Heavy smoke could be seen billowing from the buildings when the call came in around 1:34 a.m.

The fire was reportedly coming from a catwalk that connected the two buildings, both of which were vacant and under renovation.

Fire reported at R.J. Reynolds building in downtown W-S.
Fire reported at R.J. Reynolds building in downtown W-S.

One building was part of the Plant 64 project which is a major development in Winston-Salem to bring retailers to the area.

The other building affected by the fire was the Wake Forest research building.

Both are in the 500 block of east 5th Street.

There were no injuries in the fire.

More than a dozen fire trucks responded to the scene. The fire was said to be under control around 4:14 a.m. even though firefighters had a difficult time due to the water freezing.

Officials say the collapse of the catwalk actually helped the situation because it contained the fire and made it easier to extinguish.

Assistant Chief Harry Brown said the fire is still under investigation, and a cause hasn’t been determined. Officials are also still trying to figure out how much damage was done and where the fire started.

Eric Tomlinson, president of Wake Forest Innovation Quarter, said at 10:30 a.m. today that an initial assessment showed neither building received structural damage from the fire.

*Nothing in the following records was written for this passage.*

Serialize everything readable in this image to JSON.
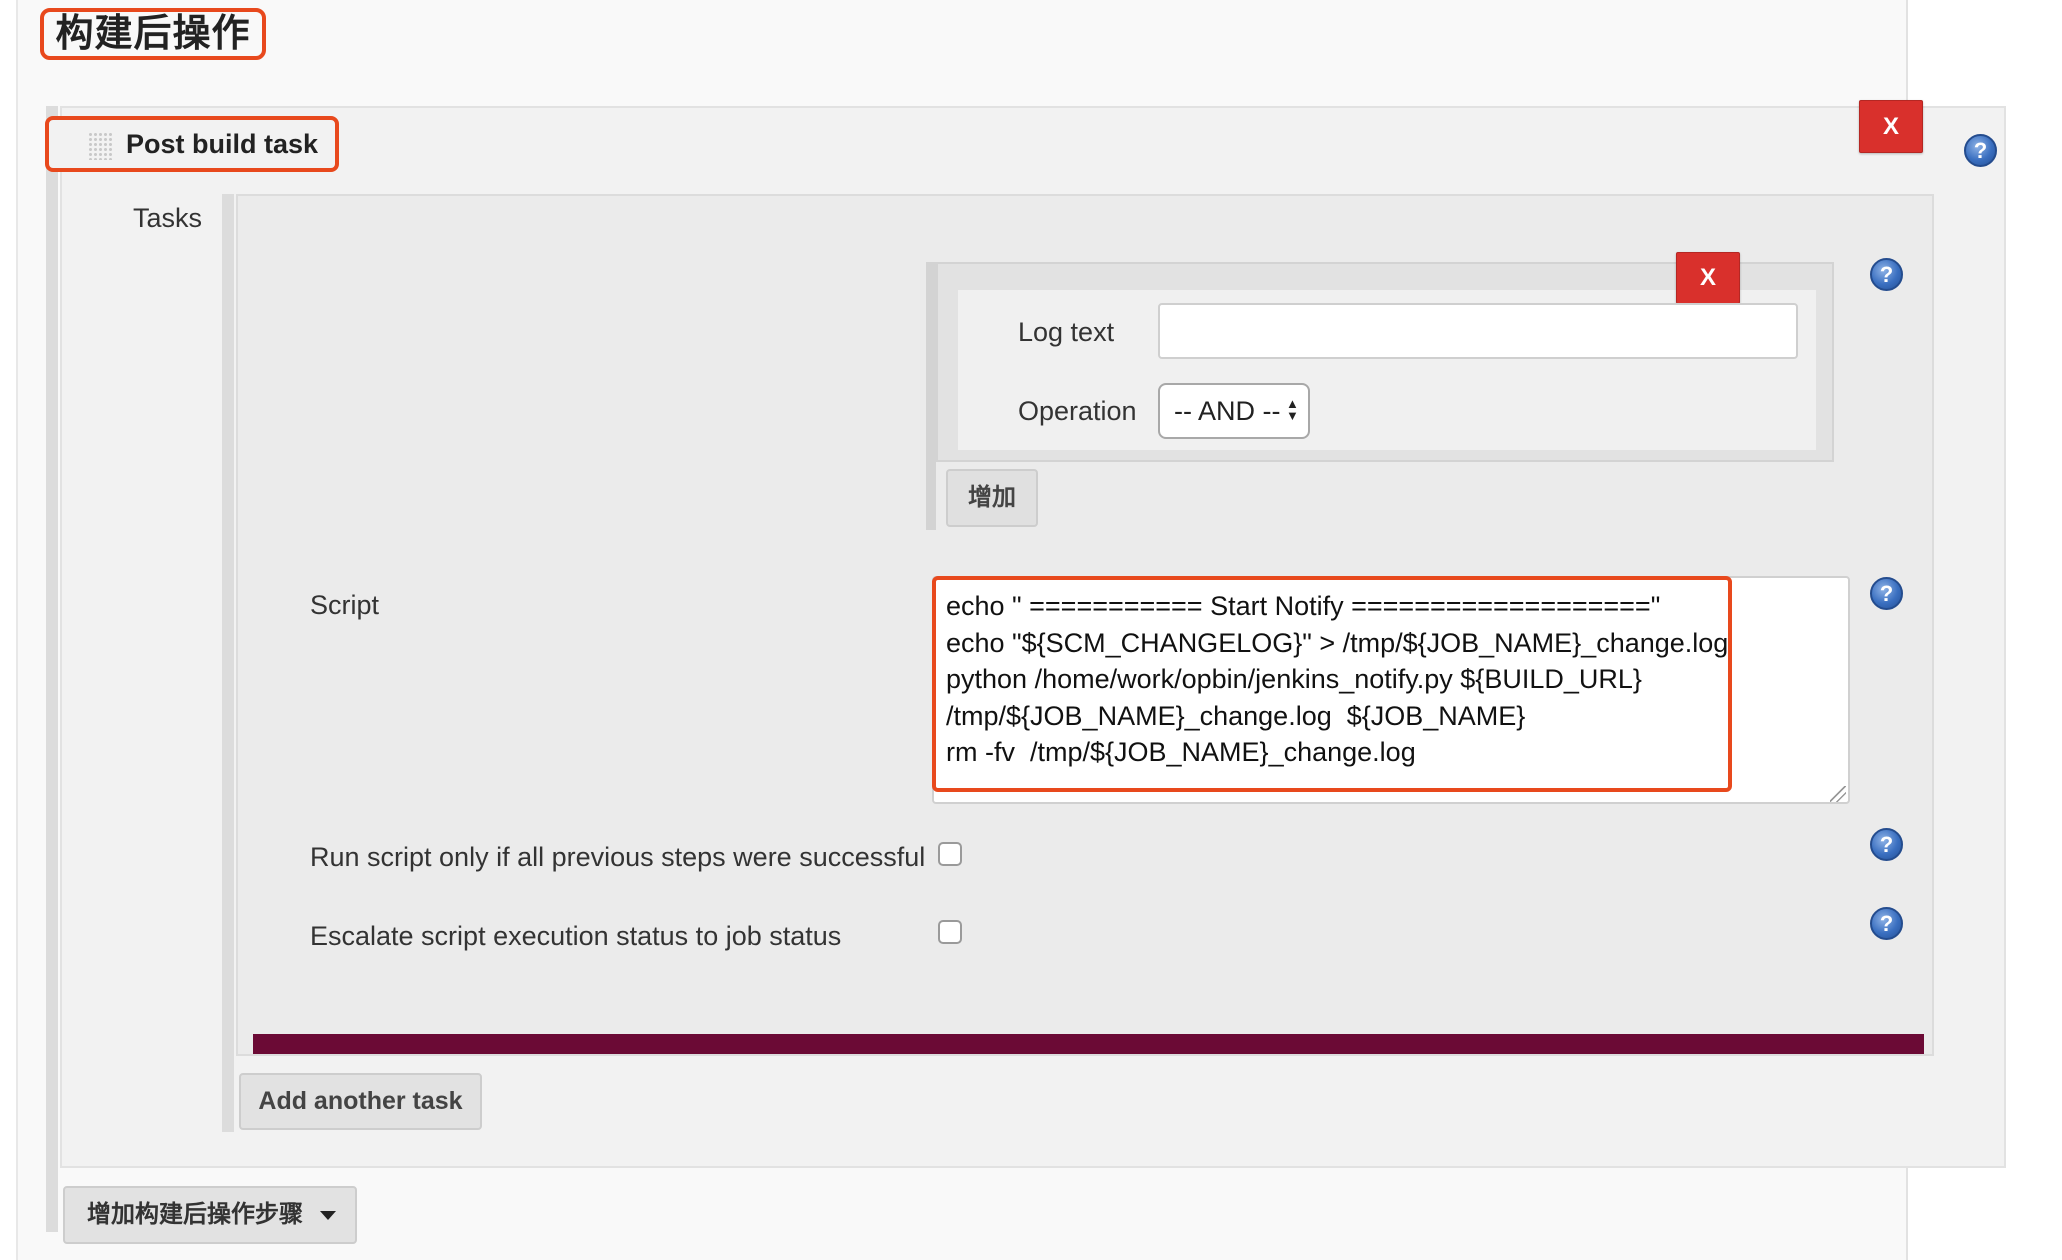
{
  "section_title": "构建后操作",
  "post_build_task": {
    "title": "Post build task",
    "delete_label": "X",
    "help_label": "?",
    "tasks_label": "Tasks",
    "log_text": {
      "label": "Log text",
      "value": "",
      "delete_label": "X",
      "help_label": "?"
    },
    "operation": {
      "label": "Operation",
      "selected": "-- AND --",
      "arrows": "▲▼"
    },
    "add_button": "增加",
    "script": {
      "label": "Script",
      "help_label": "?",
      "lines": [
        "echo \" =========== Start Notify ===================\"",
        "echo \"${SCM_CHANGELOG}\" > /tmp/${JOB_NAME}_change.log",
        "python /home/work/opbin/jenkins_notify.py ${BUILD_URL}",
        "/tmp/${JOB_NAME}_change.log  ${JOB_NAME}",
        "rm -fv  /tmp/${JOB_NAME}_change.log"
      ]
    },
    "run_only_if_successful": {
      "label": "Run script only if all previous steps were successful",
      "checked": false,
      "help_label": "?"
    },
    "escalate_status": {
      "label": "Escalate script execution status to job status",
      "checked": false,
      "help_label": "?"
    },
    "add_another_task": "Add another task"
  },
  "add_post_build_step": "增加构建后操作步骤",
  "colors": {
    "highlight": "#e8491d",
    "delete_button": "#d9302c",
    "divider_bar": "#6b0a35",
    "help_icon": "#3a6fc0"
  },
  "icons": {
    "drag_handle": "grip-icon",
    "help": "help-icon",
    "dropdown": "caret-down-icon"
  }
}
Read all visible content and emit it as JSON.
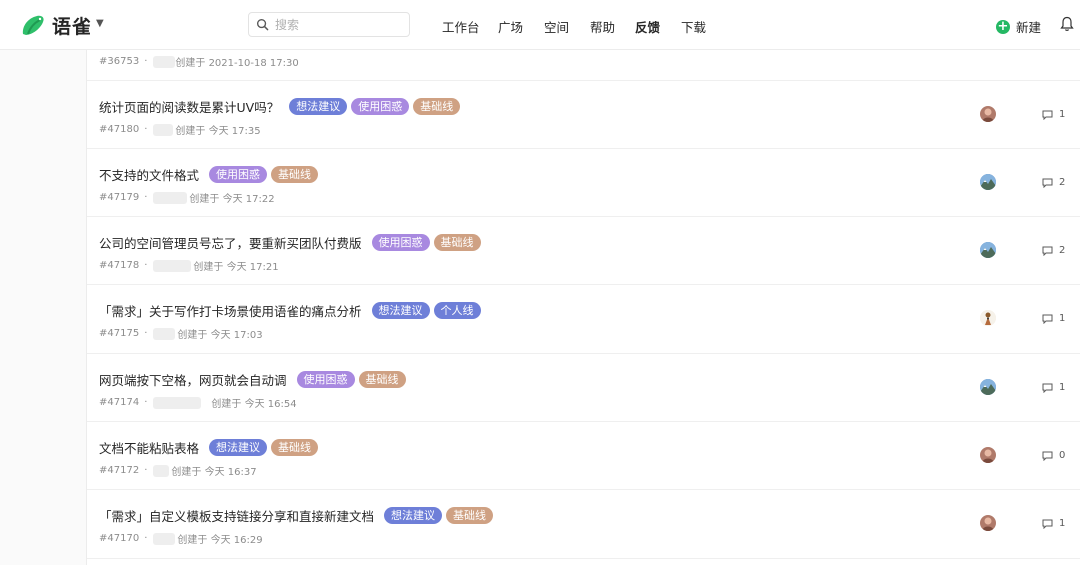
{
  "app": {
    "name": "语雀"
  },
  "search": {
    "placeholder": "搜索"
  },
  "nav": [
    "工作台",
    "广场",
    "空间",
    "帮助",
    "反馈",
    "下载"
  ],
  "header": {
    "new_label": "新建"
  },
  "colors": {
    "brand": "#25b864",
    "tag_idea": "#6e7fd8",
    "tag_confuse": "#a889e0",
    "tag_base": "#cfa183"
  },
  "partial_row": {
    "id": "#36753",
    "created": "创建于 2021-10-18 17:30"
  },
  "issues": [
    {
      "title": "统计页面的阅读数是累计UV吗？",
      "tags": [
        "想法建议",
        "使用困惑",
        "基础线"
      ],
      "id": "#47180",
      "created": "创建于 今天 17:35",
      "comments": "1",
      "avatar": "avatar-brown"
    },
    {
      "title": "不支持的文件格式",
      "tags": [
        "使用困惑",
        "基础线"
      ],
      "id": "#47179",
      "created": "创建于 今天 17:22",
      "comments": "2",
      "avatar": "avatar-mountain"
    },
    {
      "title": "公司的空间管理员号忘了，要重新买团队付费版",
      "tags": [
        "使用困惑",
        "基础线"
      ],
      "id": "#47178",
      "created": "创建于 今天 17:21",
      "comments": "2",
      "avatar": "avatar-mountain"
    },
    {
      "title": "「需求」关于写作打卡场景使用语雀的痛点分析",
      "tags": [
        "想法建议",
        "个人线"
      ],
      "id": "#47175",
      "created": "创建于 今天 17:03",
      "comments": "1",
      "avatar": "avatar-figure"
    },
    {
      "title": "网页端按下空格，网页就会自动调",
      "tags": [
        "使用困惑",
        "基础线"
      ],
      "id": "#47174",
      "created": "创建于 今天 16:54",
      "comments": "1",
      "avatar": "avatar-mountain"
    },
    {
      "title": "文档不能粘贴表格",
      "tags": [
        "想法建议",
        "基础线"
      ],
      "id": "#47172",
      "created": "创建于 今天 16:37",
      "comments": "0",
      "avatar": "avatar-brown"
    },
    {
      "title": "「需求」自定义模板支持链接分享和直接新建文档",
      "tags": [
        "想法建议",
        "基础线"
      ],
      "id": "#47170",
      "created": "创建于 今天 16:29",
      "comments": "1",
      "avatar": "avatar-brown"
    }
  ]
}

"We do not believe the damage will cause development of either building to be affected, although we are waiting for all the debris to be removed before we can complete the assessment.

"Both ends of the catwalk were sealed to the best of our knowledge, and a security check had been made at 10 p.m. Therefore we don't know why the fire started yet."

Proposed plans for turning the Reynolds plant into an estimated $55 million multi-use complex appear to be gaining momentum as some interior demolition is under way.

Streets in the area have since reopened. The fire is under investigation.